NM_007294.3:c.1233T>G (p.Asp411Glu) is a missense variant in BRCA1 exon 10, classified as Benign by the ClinGen ENIGMA BRCA1 and BRCA2 Variant Curation Expert Panel (ClinVar Variation ID: 41804).

This variant is present in gnomAD v2.1 at 12/282,222 alleles (AF=4.25e-05) with a grpmax filter allele frequency of 0.024% (0.00024454) in the African/African American subpopulation (11/24,934 alleles), exceeding the ENIGMA BS1_Strong threshold of >0.01%.

ENIGMA Table 9 (v1.2.0) assigns BS3_Strong to this variant based on calibrated functional assay evidence from Bouwman et al. 2020 (PMID:32546644), demonstrating protein function in homologous recombination repair complementation similar to benign control variants.

Codon 411 is located outside all three (potentially) clinically important functional domains defined by ENIGMA for BRCA1: RING finger (aa 2-101), coiled-coil (aa 1391-1424), and BRCT repeats (aa 1650-1857). SpliceAI predicts no splicing impact (max delta score 0.07). These findings satisfy ENIGMA BP1_Strong criteria.

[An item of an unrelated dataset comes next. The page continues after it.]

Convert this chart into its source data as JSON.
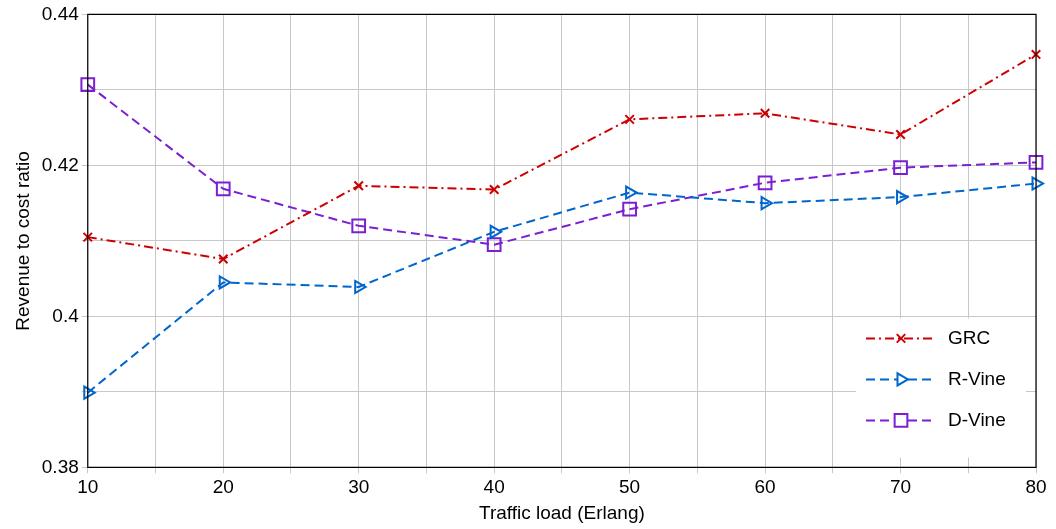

Parsons et al. 2019 multifactorial likelihood analysis (PMID:31131967) reports a combined LR of 1.29, a segregation LR of 1.93, and a family history LR of 6.48 for this variant. The combined LR is in the neutral range and does not independently support either pathogenic (PP4) or benign (BP5) classification.

No evidence was found to support any pathogenic criterion. PVS1, PS1, PS2, PS3, PS4, PS5, PM1, PM2, PM5, PM6, PP1, PP2, PP3, PP4, and PP5 are all either not met or not applicable.

Under the ENIGMA Table 3 combination rules, two or more Strong Benign criteria support a Benign classification. The three Strong Benign criteria met (BS1_Strong, BS3_Strong, BP1_Strong) satisfy the Benign classification threshold.